Lawsuits, protests and forums suggest flexible laborers aren't very enthusiastic about the new work model at the likes of Uber and Handybook. WSJ's Lauren Weber reports. Photo: Annie Tritt for The Wall Street JournalBy Lauren Weber and Rachel Emma Silverman
Companies like Uber Technologies Inc., cleaning service Handybook Inc., and odd-job facilitator TaskRabbit have captured the imagination of consumers and investors because their apps turn a smartphone into a remote control capable of summoning a driver, housekeeper or errand-doer.
The leaders of those companies, which rely on freelance labor, describe their workers as micro-entrepreneurs at the vanguard of a new, flexible future of work in which people only do the jobs they like, when they like.
Yet a host of lawsuits, protests and forums organized by and for workers suggest that many flexible laborers feel less enthusiastic about the new model of work. Current and former workers for Uber, Amazon Inc.’s Mechanical Turk and Handybook, better known as Handy, say on-demand work platforms give them little control over the terms of their labor, and complain that the contracts they’re required to accept force them to shoulder personal and financial risk without the returns or advantages they’d hoped for.
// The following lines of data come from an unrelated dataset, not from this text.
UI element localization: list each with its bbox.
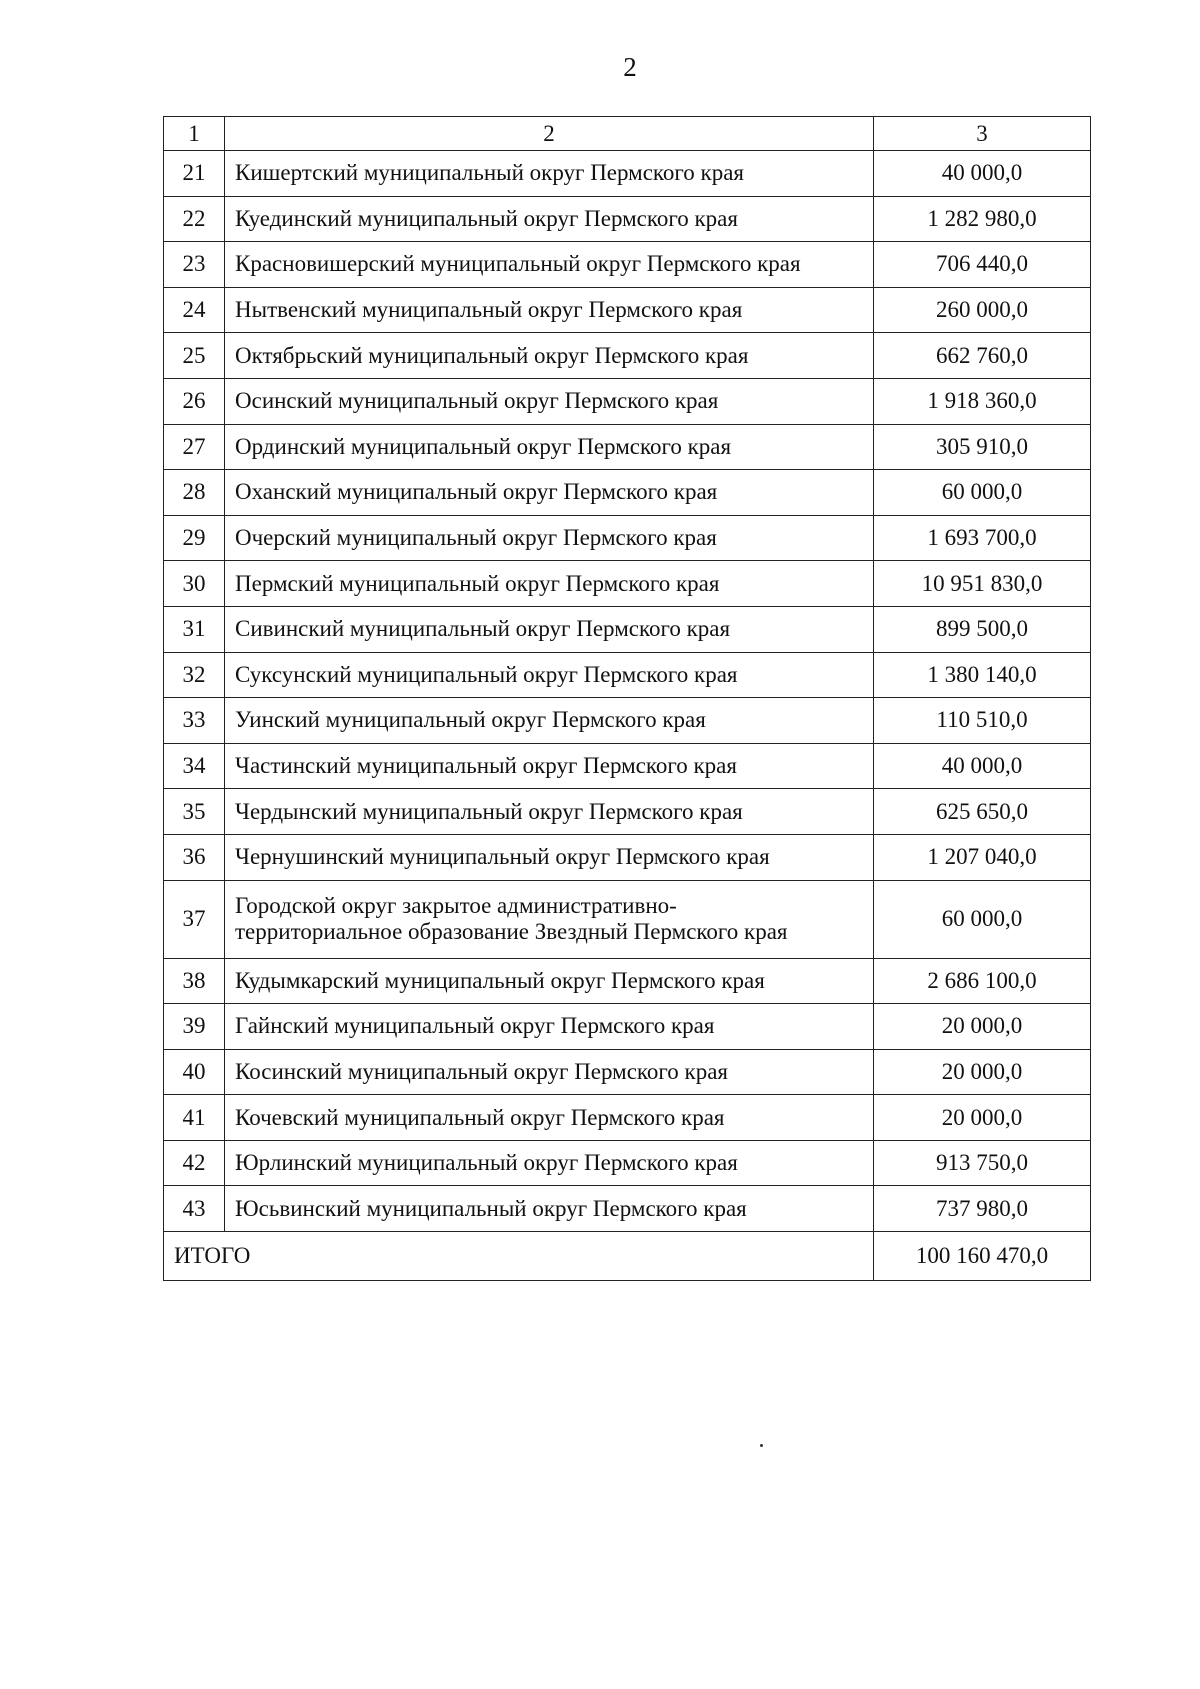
row-name: Очерский муниципальный округ Пермского края <box>225 515 874 561</box>
row-number: 43 <box>164 1186 225 1232</box>
row-name: Косинский муниципальный округ Пермского края <box>225 1049 874 1095</box>
row-amount: 20 000,0 <box>874 1095 1091 1141</box>
row-number: 36 <box>164 834 225 880</box>
table-row <box>164 958 1091 1004</box>
row-amount: 899 500,0 <box>874 606 1091 652</box>
row-name: Юсьвинский муниципальный округ Пермского края <box>225 1186 874 1232</box>
table-row <box>164 561 1091 607</box>
row-amount: 60 000,0 <box>874 880 1091 958</box>
row-name: Гайнский муниципальный округ Пермского края <box>225 1004 874 1050</box>
row-name: Ординский муниципальный округ Пермского края <box>225 424 874 470</box>
table-row <box>164 151 1091 197</box>
row-amount: 737 980,0 <box>874 1186 1091 1232</box>
table-row <box>164 1140 1091 1186</box>
row-name: Пермский муниципальный округ Пермского края <box>225 561 874 607</box>
row-name: Кочевский муниципальный округ Пермского края <box>225 1095 874 1141</box>
row-amount: 1 918 360,0 <box>874 378 1091 424</box>
row-amount: 625 650,0 <box>874 789 1091 835</box>
row-number: 21 <box>164 151 225 197</box>
row-amount: 20 000,0 <box>874 1049 1091 1095</box>
row-name-line2: территориальное образование Звездный Пермского края <box>235 919 788 944</box>
row-name: Суксунский муниципальный округ Пермского края <box>225 652 874 698</box>
header-cell-name: 2 <box>225 117 874 151</box>
row-name: Куединский муниципальный округ Пермского края <box>225 196 874 242</box>
row-name: Кудымкарский муниципальный округ Пермского края <box>225 958 874 1004</box>
row-amount: 2 686 100,0 <box>874 958 1091 1004</box>
row-number: 22 <box>164 196 225 242</box>
row-amount: 706 440,0 <box>874 242 1091 288</box>
row-number: 38 <box>164 958 225 1004</box>
row-name: Кишертский муниципальный округ Пермского края <box>225 151 874 197</box>
row-number: 27 <box>164 424 225 470</box>
row-name: Чердынский муниципальный округ Пермского края <box>225 789 874 835</box>
row-number: 42 <box>164 1140 225 1186</box>
row-number: 37 <box>164 880 225 958</box>
table-row <box>164 287 1091 333</box>
row-name: Чернушинский муниципальный округ Пермского края <box>225 834 874 880</box>
row-number: 34 <box>164 743 225 789</box>
row-amount: 110 510,0 <box>874 698 1091 744</box>
table-row <box>164 698 1091 744</box>
table-row <box>164 1186 1091 1232</box>
row-amount: 60 000,0 <box>874 470 1091 516</box>
row-number: 30 <box>164 561 225 607</box>
row-name: Оханский муниципальный округ Пермского края <box>225 470 874 516</box>
row-name: Частинский муниципальный округ Пермского края <box>225 743 874 789</box>
row-amount: 1 693 700,0 <box>874 515 1091 561</box>
row-number: 33 <box>164 698 225 744</box>
scan-artifact-dot <box>760 1444 763 1447</box>
table-row <box>164 196 1091 242</box>
row-name: Уинский муниципальный округ Пермского края <box>225 698 874 744</box>
row-amount: 260 000,0 <box>874 287 1091 333</box>
row-number: 23 <box>164 242 225 288</box>
table-row <box>164 1004 1091 1050</box>
row-amount: 305 910,0 <box>874 424 1091 470</box>
row-amount: 20 000,0 <box>874 1004 1091 1050</box>
allocation-table <box>163 116 1091 1281</box>
table-row <box>164 378 1091 424</box>
row-amount: 662 760,0 <box>874 333 1091 379</box>
table-row <box>164 652 1091 698</box>
table-row <box>164 834 1091 880</box>
row-number: 41 <box>164 1095 225 1141</box>
row-name: Нытвенский муниципальный округ Пермского края <box>225 287 874 333</box>
total-row <box>164 1232 1091 1281</box>
row-name: Осинский муниципальный округ Пермского края <box>225 378 874 424</box>
row-amount: 913 750,0 <box>874 1140 1091 1186</box>
table-row <box>164 515 1091 561</box>
row-number: 40 <box>164 1049 225 1095</box>
row-name: Октябрьский муниципальный округ Пермского края <box>225 333 874 379</box>
row-amount: 10 951 830,0 <box>874 561 1091 607</box>
table-row <box>164 789 1091 835</box>
row-amount: 1 207 040,0 <box>874 834 1091 880</box>
table-row <box>164 1095 1091 1141</box>
row-number: 25 <box>164 333 225 379</box>
table-row <box>164 333 1091 379</box>
row-name: Сивинский муниципальный округ Пермского края <box>225 606 874 652</box>
table-row <box>164 242 1091 288</box>
row-amount: 1 282 980,0 <box>874 196 1091 242</box>
row-number: 31 <box>164 606 225 652</box>
header-cell-amount: 3 <box>874 117 1091 151</box>
row-number: 26 <box>164 378 225 424</box>
table-row <box>164 880 1091 958</box>
row-number: 29 <box>164 515 225 561</box>
row-number: 39 <box>164 1004 225 1050</box>
row-name: Юрлинский муниципальный округ Пермского края <box>225 1140 874 1186</box>
table-row <box>164 606 1091 652</box>
table-row <box>164 470 1091 516</box>
row-amount: 40 000,0 <box>874 151 1091 197</box>
row-name <box>225 880 874 958</box>
row-name: Красновишерский муниципальный округ Пермского края <box>225 242 874 288</box>
row-number: 32 <box>164 652 225 698</box>
total-label: ИТОГО <box>164 1232 874 1281</box>
table-row <box>164 1049 1091 1095</box>
page-number: 2 <box>623 52 637 82</box>
row-amount: 40 000,0 <box>874 743 1091 789</box>
header-cell-number: 1 <box>164 117 225 151</box>
row-number: 28 <box>164 470 225 516</box>
table-header-row <box>164 117 1091 151</box>
table-row <box>164 743 1091 789</box>
row-name-line1: Городской округ закрытое административно- <box>235 893 677 918</box>
table-row <box>164 424 1091 470</box>
row-number: 24 <box>164 287 225 333</box>
total-amount: 100 160 470,0 <box>874 1232 1091 1281</box>
row-number: 35 <box>164 789 225 835</box>
row-amount: 1 380 140,0 <box>874 652 1091 698</box>
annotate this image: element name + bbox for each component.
The rumblings of discontent—including a letter-writing campaign by Mechanical Turk workers to Amazon chief executive Jeff Bezos—don’t yet pose an existential threat to companies using on-demand labor, but they highlight the ambivalence that many workers feel toward the platforms that supply or supplement their income.
“Many people are really liberated by the income they are able to earn and the flexibility over their schedules,” says Shelby Clark, the chief executive of Peers, a membership organization of roughly 250,000 independent contractors for on-demand firms. “At the same time, working in the sharing economy can feel isolating and confusing.”